Geld, Sex, Korruption Prozess gegen Jura-Professor vorerst geplatzt

In Hildesheim muss sich ein 53-jähriger Jurist wegen Bestechlichkeit verantworten. Weil die Verteidigung gegen die Besetzung des Gerichts protestierte, muss der Prozess neu aufgerollt werden. An der Anklage - Titel gegen Geld, gute Noten gegen Sex - ändert das nichts.

Hildesheim - Alles auf Anfang: Nach nur einem Verhandlungstag beginnt der Prozess gegen den Jura-Professor Thomas A. aus Hannover von vorn. Ihm wird Bestechlichkeit in 79 Fällen vorgeworfen. Wie das Landgericht Hildesheim am Montag mitteilte, wurde einem Antrag der Verteidigung gegen die Besetzung des Gerichts stattgegeben. Die sogenannte Besetzungsrüge hatte sich nicht gegen die beiden Schöffen persönlich gerichtet, sondern lediglich gegen das Besetzungsprozedere.

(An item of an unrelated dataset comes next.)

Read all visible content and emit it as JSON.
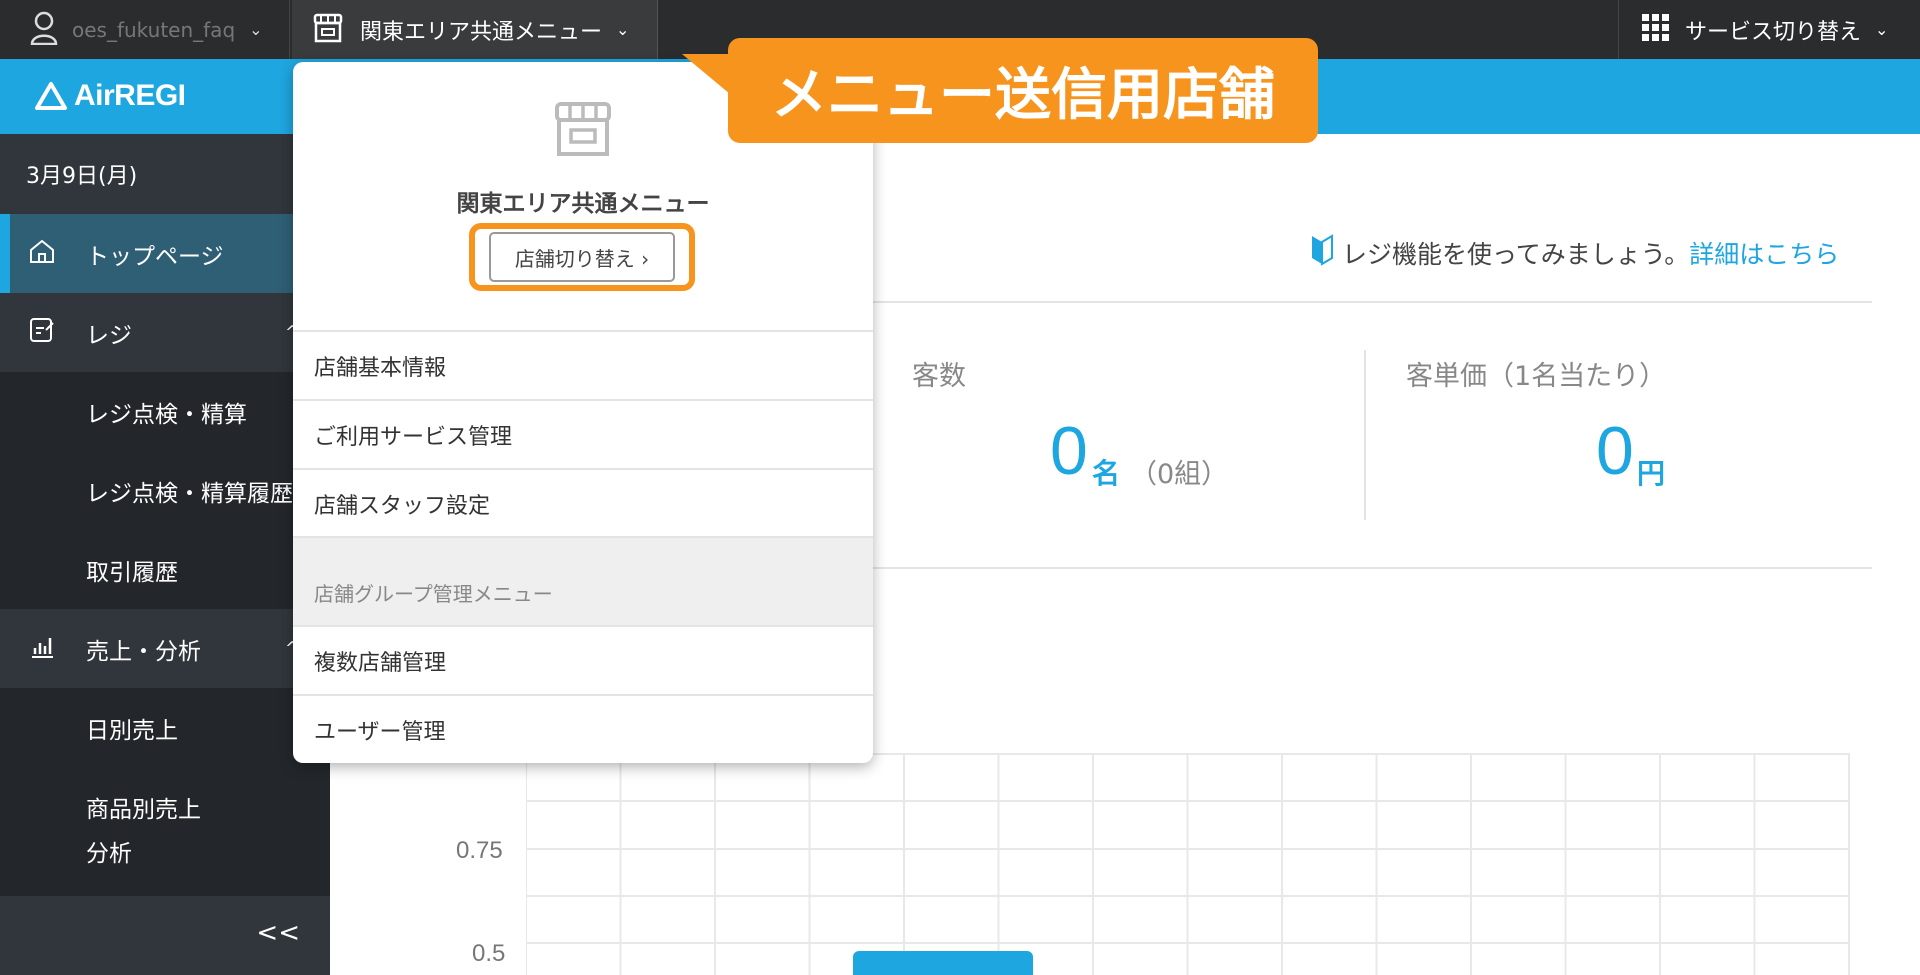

Der Prozess wurde daraufhin ausgesetzt und muss neu gestartet werden. Termine für das neue Verfahren stehen noch nicht fest. Gerichtssprecher Jan-Michael Seidel sagte, die Verteidigung habe "gründlich gesucht und etwas gefunden". Damit habe der Angeklagte allerdings nur eine Verzögerung des Prozesses erreicht, in der Sache bringe der Neubeginn nichts Neues, sagte Seidel.

Die Staatsanwaltschaft wirft dem Professor vor, von 1996 bis 2005 für rund 184.000 Euro 69 Kunden einer Promotionsvermittlung zum Doktortitel verholfen zu haben. Zudem soll er die Klausuren und Hausarbeiten von zwei Studentinnen im Gegenzug für deren sexuelles Entgegenkommen wohlwollend benotet und eine der Studentinnen als studentische Hilfskraft an seinem Lehrstuhl beschäftigt haben.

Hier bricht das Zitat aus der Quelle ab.